Running through June, “Parkeology” hosts events that explore popular and obscure locations in the park — including but not limited to its closeted histories. Clark leads the series in collaboration with the San Diego Art Institute (SDAI).
When SDAI executive director Ginger Shulick Porcella asked Clark if she wanted to do something on Zoro Gardens, Clark said she jumped at the chance.
“A friend and I wound up putting together a museum display [for the Balboa Park Centennial] that ran from probably January through March of this year, and we realized there was very little material that was left behind. It was treated like a carnival concession,” Clark said. “I first made contact with Welton when I was doing research for the exhibit but I felt like we should do something in the garden itself.”

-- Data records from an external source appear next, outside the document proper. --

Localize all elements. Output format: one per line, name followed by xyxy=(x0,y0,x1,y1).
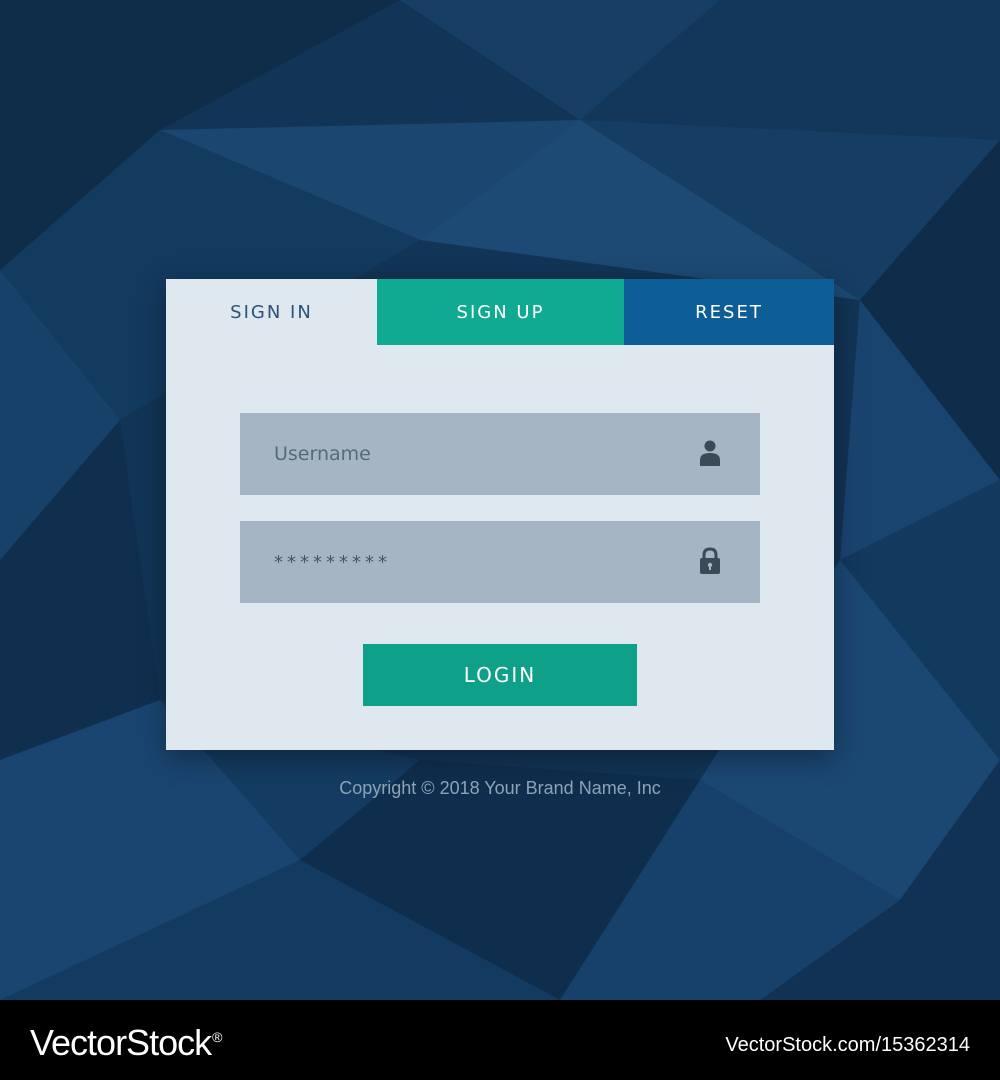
brand-registered-mark: ® xyxy=(212,1029,222,1045)
vectorstock-logo: VectorStock® xyxy=(30,1022,222,1064)
copyright-text: Copyright © 2018 Your Brand Name, Inc xyxy=(339,778,661,798)
tab-sign-up[interactable]: SIGN UP xyxy=(377,279,624,345)
tab-reset[interactable]: RESET xyxy=(624,279,834,345)
login-card: SIGN IN SIGN UP RESET LOGIN xyxy=(166,279,834,750)
watermark-footer: VectorStock® VectorStock.com/15362314 xyxy=(0,1000,1000,1080)
user-icon xyxy=(700,440,720,466)
password-input[interactable] xyxy=(274,521,674,603)
login-button[interactable]: LOGIN xyxy=(363,644,637,706)
lock-icon xyxy=(700,547,720,574)
username-input[interactable] xyxy=(274,413,674,495)
image-id: VectorStock.com/15362314 xyxy=(725,1034,970,1056)
password-field[interactable] xyxy=(240,521,760,603)
tab-sign-in[interactable]: SIGN IN xyxy=(166,279,377,345)
brand-name: VectorStock xyxy=(30,1022,212,1063)
username-field[interactable] xyxy=(240,413,760,495)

Jones had written plenty of stories about the park’s history when he worked at the San Diego Union-Tribune, but as he approached retirement, Jones said he felt there were certain areas of the park that were grossly overlooked.
That’s when he started researching Zoro Gardens.
“I don’t need to hear any more stories about the little old lady who planted all the plants,” Jones said, laughing. “The nudist camp happened, it was open to the public and this happened in the middle of the Depression. How is this not widely known?”
The production hopes to answer questions about the nudist colony and comes as close as possible to an actual reenactment, without being a full-blown reenactment.
“Reenactments solidify things as being in the past,” Clark said. “The plan is to have different modern things incorporated, like, there will be a juice there and some people will be wearing Crocs.”
‘The Naked Truth’
The production of “The Naked Truth” will staged on May 22. The 40-minute-long acts will run at 1, 3, 5 and 7 p.m. The event is free and open to the public; reservations are not required.
Clothing is optional (just kidding.)
“The original colony was kind of like a zoo. People could go any time of day between 11 a.m. and midnight, and when they got there, they never knew what the people would be up to,” she said. “Sometimes they’d be playing volleyball, or relaxing, or cooking bacon. I liked the idea of doing a daylong thing so people could filter in and out of the space in a way that it was initially designed for.”
And while the nudists will not actually be nude, because current laws require that people be dressed to a level of nudity that’s appropriate for a public beach, they will be in nude suits.
“Part of this project is about the absurdity of having them in nude suits. Another part involves looking at what was happening during this era that allowed this to occur and asking why that’s not possible now,” Clark said. “My hope is that people realize that people have always been weird. So many people have this attitude about ‘The Past’ that people behaved better, and I think this gives an interesting window into a moment of experimentalism in California that was pre-World War II that was taking place during the Great Depression.”
And while some might think of Zoro Garden as being a “dirty secret” of the past, wondering why its existence would be highlighted as part of a public art project, San Diego Art Institute executive assistant Celia Gold said that the “Parkeology” productions, including “The Naked Truth,” have been a good fit for the SDAI.
“‘Parkeology’ is such a good fit for us because it combines all of the components [of our mission],” she said. “We’re supporting Kate and the artists with whom she’s collaborated, as well as partnering with other museums in Balboa Park to create informative, interactive events that are free and open to the public. [She] put a lot of thought into the various histories she wanted to elucidate and the impacts of foregrounding these often overlooked narratives on the way San Diegans think about the city’s past, its present, and the parameters that we put around imagining its possible futures.”